C’era la voglia di non fermarsi, perché ci confrontavamo di continuo con un mondo pieno di creatività e voglia di fare; così affascinante che noi non volevamo stare a guardare, ma volevamo dare un nostro contributo. E quindi facevamo delle dichiarazione di intenti e di rottura, nella simmetria, nelle figure, nei “non colori”, l’attribuire importanza alla superficie degli oggetti e meno alla struttura… progettavamo la “pelle” prima di fare l’oggetto.
Da qui anche il mio interesse nel lavorare con Abet Laminati, per i quali giocavo sulla bidimensionalità e sulle dimensioni. Quello era un periodo meraviglioso!
DS: Qual è l’evoluzione che ha avuto il design italiano da quel momento ad oggi? Esiste più il design italiano?
PN: Il design italiano oggi, secondo me, è in un momento di stallo. Di sicuro non c’è il design che ho vissuto io quando ero studente, quando il Paese cercava di dare una risposta al Dopoguerra. Da ogni incontro generazionale, anche al bar, nasceva la voglia di fare qualcosa, e le aziende erano anche curiose di conoscere i giovani progettisti. Era un momento molto speciale!
Di sicuro adesso questo momento manca, e come dicevo prima, i giovani designer hanno bisogno di essere spronati e incuriositi.
DS: Il suo design e il suo modo di progettare in generale è caratterizzato dalla contaminazione di culture differenti. Come il mondo esterno si combina con i caratteri del design italiano?
PN: In realtà non penso ci sia un metodo. Io viaggio tantissimo e riporto nei miei progetti quello che ho assimilato e mi ha affascinato. Può essere anche un semplice viaggio al supermercato, dove qualcosa ti colpisce, fa parte di te e lo riporti quasi involontariamente nei tuoi progetti. Non è qualcosa che ti devi imporre, ma deve venire spontaneo. Tutto quello che ti piace finisce in un bidone e poi quando ti serve esce fuori. Ognuno deve mettere passione in quello che fa, e non solo studiare!

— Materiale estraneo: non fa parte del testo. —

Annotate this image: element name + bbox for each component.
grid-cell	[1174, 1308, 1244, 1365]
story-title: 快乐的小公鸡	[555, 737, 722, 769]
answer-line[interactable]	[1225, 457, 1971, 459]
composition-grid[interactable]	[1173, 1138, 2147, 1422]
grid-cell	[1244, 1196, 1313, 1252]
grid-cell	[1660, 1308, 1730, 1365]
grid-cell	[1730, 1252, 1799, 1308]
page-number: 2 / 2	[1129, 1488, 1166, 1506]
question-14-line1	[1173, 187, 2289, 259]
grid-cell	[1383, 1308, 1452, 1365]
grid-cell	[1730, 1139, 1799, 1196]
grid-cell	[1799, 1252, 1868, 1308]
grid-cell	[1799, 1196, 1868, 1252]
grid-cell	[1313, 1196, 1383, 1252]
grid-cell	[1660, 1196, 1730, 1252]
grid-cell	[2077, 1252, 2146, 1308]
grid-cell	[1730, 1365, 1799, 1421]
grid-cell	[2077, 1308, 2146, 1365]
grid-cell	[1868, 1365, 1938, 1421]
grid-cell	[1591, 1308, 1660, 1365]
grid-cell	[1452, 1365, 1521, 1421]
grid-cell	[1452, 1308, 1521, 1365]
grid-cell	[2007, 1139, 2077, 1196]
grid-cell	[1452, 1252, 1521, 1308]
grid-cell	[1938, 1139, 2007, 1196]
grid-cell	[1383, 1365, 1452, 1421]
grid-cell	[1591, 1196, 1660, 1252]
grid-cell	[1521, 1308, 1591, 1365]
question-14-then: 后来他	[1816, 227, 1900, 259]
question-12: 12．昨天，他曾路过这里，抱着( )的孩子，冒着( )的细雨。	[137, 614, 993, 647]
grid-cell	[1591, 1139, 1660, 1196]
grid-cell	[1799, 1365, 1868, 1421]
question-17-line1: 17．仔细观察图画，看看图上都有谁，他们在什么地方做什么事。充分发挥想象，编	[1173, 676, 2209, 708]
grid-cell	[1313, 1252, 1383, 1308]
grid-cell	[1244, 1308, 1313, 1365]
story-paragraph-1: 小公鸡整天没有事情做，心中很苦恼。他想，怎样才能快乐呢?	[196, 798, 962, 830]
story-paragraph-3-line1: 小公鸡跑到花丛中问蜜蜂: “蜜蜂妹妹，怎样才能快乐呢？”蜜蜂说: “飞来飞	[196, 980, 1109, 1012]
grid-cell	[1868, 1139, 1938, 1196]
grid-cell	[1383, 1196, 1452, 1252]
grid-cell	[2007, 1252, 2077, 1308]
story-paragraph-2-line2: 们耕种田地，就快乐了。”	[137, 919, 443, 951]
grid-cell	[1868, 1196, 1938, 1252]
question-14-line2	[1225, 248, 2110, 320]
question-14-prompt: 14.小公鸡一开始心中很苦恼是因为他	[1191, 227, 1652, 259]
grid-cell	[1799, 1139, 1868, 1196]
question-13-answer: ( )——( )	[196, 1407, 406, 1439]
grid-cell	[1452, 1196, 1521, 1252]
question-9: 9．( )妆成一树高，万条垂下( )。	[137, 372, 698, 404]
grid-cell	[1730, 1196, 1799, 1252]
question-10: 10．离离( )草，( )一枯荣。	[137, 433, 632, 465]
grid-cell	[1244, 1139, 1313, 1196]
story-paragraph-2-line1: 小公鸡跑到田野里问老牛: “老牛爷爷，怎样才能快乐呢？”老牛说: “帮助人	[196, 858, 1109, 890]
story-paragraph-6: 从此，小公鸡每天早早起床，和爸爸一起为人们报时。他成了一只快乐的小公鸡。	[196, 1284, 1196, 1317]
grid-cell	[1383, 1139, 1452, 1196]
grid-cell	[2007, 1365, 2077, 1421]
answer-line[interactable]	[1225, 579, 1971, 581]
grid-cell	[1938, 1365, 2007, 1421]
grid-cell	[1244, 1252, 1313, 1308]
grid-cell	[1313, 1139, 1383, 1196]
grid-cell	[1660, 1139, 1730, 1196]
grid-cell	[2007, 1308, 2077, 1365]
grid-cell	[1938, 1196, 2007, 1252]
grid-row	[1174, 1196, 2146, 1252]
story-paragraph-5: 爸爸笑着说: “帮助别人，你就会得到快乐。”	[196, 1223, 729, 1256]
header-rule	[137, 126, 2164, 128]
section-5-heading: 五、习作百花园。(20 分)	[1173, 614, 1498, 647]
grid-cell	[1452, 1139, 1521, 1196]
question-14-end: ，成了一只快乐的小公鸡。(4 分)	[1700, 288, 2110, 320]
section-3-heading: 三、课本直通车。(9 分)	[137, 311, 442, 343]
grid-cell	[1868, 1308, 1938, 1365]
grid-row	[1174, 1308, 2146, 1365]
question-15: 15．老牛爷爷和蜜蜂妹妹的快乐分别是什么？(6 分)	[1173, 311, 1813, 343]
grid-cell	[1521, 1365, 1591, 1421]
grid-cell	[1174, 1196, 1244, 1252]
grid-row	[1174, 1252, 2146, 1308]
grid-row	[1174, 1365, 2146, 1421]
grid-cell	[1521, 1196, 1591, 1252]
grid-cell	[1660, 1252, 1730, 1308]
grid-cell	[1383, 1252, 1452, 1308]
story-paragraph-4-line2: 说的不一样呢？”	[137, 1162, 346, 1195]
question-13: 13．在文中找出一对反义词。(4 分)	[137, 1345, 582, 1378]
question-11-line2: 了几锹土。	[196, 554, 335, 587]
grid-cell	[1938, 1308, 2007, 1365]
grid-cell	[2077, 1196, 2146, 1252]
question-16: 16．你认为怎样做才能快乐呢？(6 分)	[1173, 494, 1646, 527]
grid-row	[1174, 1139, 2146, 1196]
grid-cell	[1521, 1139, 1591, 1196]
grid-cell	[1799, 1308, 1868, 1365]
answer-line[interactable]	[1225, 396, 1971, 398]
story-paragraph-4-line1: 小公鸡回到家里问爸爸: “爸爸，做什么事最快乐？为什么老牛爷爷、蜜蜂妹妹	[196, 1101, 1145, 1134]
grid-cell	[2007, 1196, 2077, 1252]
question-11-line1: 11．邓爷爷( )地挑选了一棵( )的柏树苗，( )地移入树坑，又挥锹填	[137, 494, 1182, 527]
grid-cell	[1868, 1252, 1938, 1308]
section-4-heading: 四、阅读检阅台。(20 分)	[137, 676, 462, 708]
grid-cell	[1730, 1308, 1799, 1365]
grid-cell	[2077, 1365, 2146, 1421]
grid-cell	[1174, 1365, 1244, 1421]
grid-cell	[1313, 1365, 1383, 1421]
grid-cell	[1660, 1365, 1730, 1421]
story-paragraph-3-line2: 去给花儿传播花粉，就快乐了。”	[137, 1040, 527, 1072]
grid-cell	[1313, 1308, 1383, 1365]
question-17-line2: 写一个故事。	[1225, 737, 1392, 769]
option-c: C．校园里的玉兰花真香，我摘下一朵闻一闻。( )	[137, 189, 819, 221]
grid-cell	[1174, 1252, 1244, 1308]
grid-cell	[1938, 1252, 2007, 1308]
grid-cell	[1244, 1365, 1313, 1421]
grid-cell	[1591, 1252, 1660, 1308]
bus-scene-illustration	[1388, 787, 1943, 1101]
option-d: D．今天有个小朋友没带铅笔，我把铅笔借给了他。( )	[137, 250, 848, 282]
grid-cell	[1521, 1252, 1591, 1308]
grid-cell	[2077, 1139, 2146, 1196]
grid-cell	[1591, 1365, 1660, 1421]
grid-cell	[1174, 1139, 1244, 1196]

DS: Segno distintivo del suo design, infatti, è la cura del dettaglio, che rende i suoi prodotti riconoscibili. Quanto il dettaglio per lei è fondamentale?
PN: Non riesco a dare delle risposte in assoluto, probabilmente perché in realtà non ci sono! Neanche saprei dire se è il dettaglio a dare carattere agli oggetti. Ti capita solo che istintivamente butti fuori tutto quello che i tuoi occhi hanno imparato, e ti ha emozionato.
DS: Lei si considera più architetto o designer?
PN: Niente! ne l’uno ne l’altro! Cerco soltanto di divertirmi quando progetto.
DS: Lei ha lavorato per alcuni dei più grandi brand di design, basta citare il fatto che lei è art director di Gervasoni, ma ha lavorato anche con Knoll, Alessi, Dada, Molteni, Driade ed altri. Come si costruisce il rapporto con altre aziende che hanno visioni e modi di approcciarsi differenti?
PN: Io ho sempre avuto ottimi rapporti con le aziende e non ho mai lavorato imponendomi di fare qualcosa. Se non voglio disegnare, non disegno! Ovviamente lavorando con aziende diverse, si creano rapporti speciali e identità diverse che produrranno idee diverse. Anche se possono esserci degli scontri, è bello lavorare insieme ad altri gruppi.
DS: Se fosse un oggetto, quale sarebbe e perché?
PN: Bella domanda! Peccato che non saprei come rispondere, è difficile scegliere! Se dovessi scegliere un elemento, adesso direi l’acqua; un oggetto… il letto! Sì, vorrei essere un letto, così puoi dormire quanto vuoi! o un bel divano grande e comodo.
DS: Che consigli darebbe ai giovani designer?
PN: Aprite gli occhi, andate a spasso e non annoiatevi mai!